In https://groups.google.com/u/1/g/tlaplus/c/jnlmYhh4jmo/m/HTGFDZimCAAJ, when asked about a generic hash function in TLA, Ron Pressler wrote:

> Unless what you're specifying is at the level of the hash function itself, you might be 
> thinking about this at too-low a level. If the algorithm you're specifying should work with 
> any hash function, make that a part of your specification: ∃ hash ∈ [Source → Bits].... If 
> there are other requirements on the hash, add them to the quantifier. 

Which is a lovely high-level way to specify that such a function exists.  I'm facing something similar in a toy spec I'm trying to write for a transpiler, where I can say there exists such a function mapping instructions on architecture A to those on Architecture B, something like ∃ TranslateFn ∈ [INSTRUCTIONS_A → INSTRUCTIONS_B].  Good so far.
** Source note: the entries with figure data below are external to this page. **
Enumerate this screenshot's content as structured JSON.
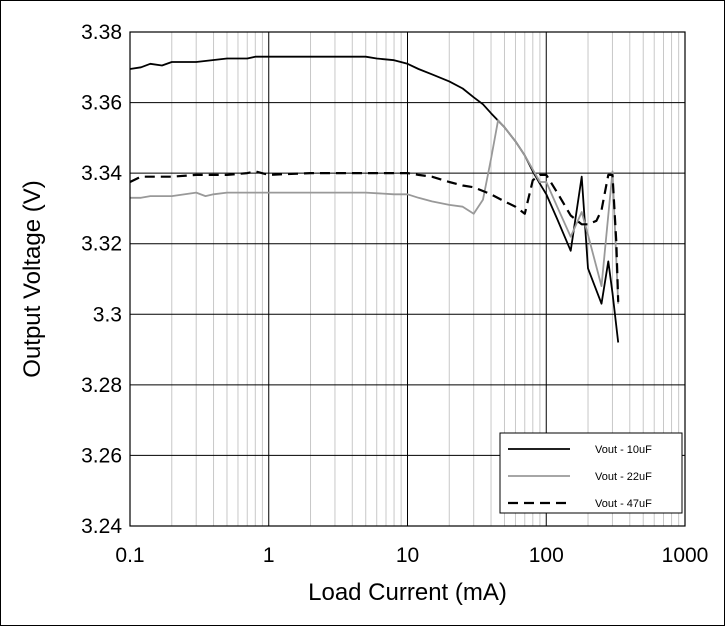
{
  "chart_data": {
    "type": "line",
    "title": "",
    "xlabel": "Load Current (mA)",
    "ylabel": "Output Voltage (V)",
    "xscale": "log",
    "xlim": [
      0.1,
      1000
    ],
    "ylim": [
      3.24,
      3.38
    ],
    "x_ticks": [
      "0.1",
      "1",
      "10",
      "100",
      "1000"
    ],
    "y_ticks": [
      "3.24",
      "3.26",
      "3.28",
      "3.3",
      "3.32",
      "3.34",
      "3.36",
      "3.38"
    ],
    "grid": "major and minor vertical, major horizontal",
    "legend_position": "bottom-right",
    "series": [
      {
        "name": "Vout - 10uF",
        "color": "#000000",
        "dash": "solid",
        "x": [
          0.1,
          0.12,
          0.14,
          0.17,
          0.2,
          0.3,
          0.5,
          0.7,
          0.8,
          1,
          2,
          3,
          5,
          6,
          8,
          10,
          12,
          15,
          20,
          25,
          30,
          35,
          40,
          50,
          60,
          70,
          80,
          90,
          100,
          120,
          150,
          180,
          200,
          250,
          280,
          300,
          330
        ],
        "y": [
          3.3695,
          3.37,
          3.371,
          3.3705,
          3.3715,
          3.3715,
          3.3725,
          3.3725,
          3.373,
          3.373,
          3.373,
          3.373,
          3.373,
          3.3725,
          3.372,
          3.371,
          3.3695,
          3.368,
          3.366,
          3.364,
          3.3615,
          3.3595,
          3.357,
          3.353,
          3.349,
          3.345,
          3.3405,
          3.337,
          3.334,
          3.327,
          3.318,
          3.339,
          3.313,
          3.303,
          3.315,
          3.306,
          3.292
        ]
      },
      {
        "name": "Vout - 22uF",
        "color": "#999999",
        "dash": "solid",
        "x": [
          0.1,
          0.12,
          0.14,
          0.2,
          0.3,
          0.35,
          0.4,
          0.5,
          1,
          2,
          5,
          8,
          10,
          12,
          15,
          20,
          25,
          30,
          35,
          40,
          45,
          50,
          60,
          70,
          80,
          90,
          100,
          120,
          150,
          180,
          200,
          250,
          300,
          330
        ],
        "y": [
          3.333,
          3.333,
          3.3335,
          3.3335,
          3.3345,
          3.3335,
          3.334,
          3.3345,
          3.3345,
          3.3345,
          3.3345,
          3.334,
          3.334,
          3.333,
          3.332,
          3.331,
          3.3305,
          3.3285,
          3.3325,
          3.344,
          3.355,
          3.353,
          3.349,
          3.345,
          3.341,
          3.3375,
          3.3375,
          3.3305,
          3.322,
          3.329,
          3.3225,
          3.308,
          3.3405,
          3.303
        ]
      },
      {
        "name": "Vout - 47uF",
        "color": "#000000",
        "dash": "dashed",
        "x": [
          0.1,
          0.12,
          0.15,
          0.2,
          0.3,
          0.5,
          0.7,
          0.8,
          1,
          2,
          5,
          10,
          12,
          15,
          20,
          25,
          30,
          40,
          50,
          60,
          70,
          80,
          90,
          100,
          120,
          150,
          180,
          200,
          230,
          250,
          280,
          300,
          320,
          330
        ],
        "y": [
          3.3375,
          3.339,
          3.339,
          3.339,
          3.3395,
          3.3395,
          3.34,
          3.3405,
          3.3395,
          3.34,
          3.34,
          3.34,
          3.3395,
          3.339,
          3.3375,
          3.3365,
          3.336,
          3.334,
          3.332,
          3.3305,
          3.3285,
          3.338,
          3.3395,
          3.3395,
          3.3345,
          3.328,
          3.3255,
          3.3255,
          3.3265,
          3.3295,
          3.3395,
          3.3395,
          3.3205,
          3.3035
        ]
      }
    ]
  }
}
I'd like to use that function in a TLC model, but just using the existential quantifier doesn't expose TranslateFn.  So the next thing that looks right is TranslateFn == CHOOSE f  ∈ [INSTRUCTIONS_A → INSTRUCTIONS_B] : TRUE , because I don't care what that function is, just that there is one and that I can use it.

But won't that ask TLC to (senselessly?) explore the whole space of possible mapping functions?  If so, is there a way around that?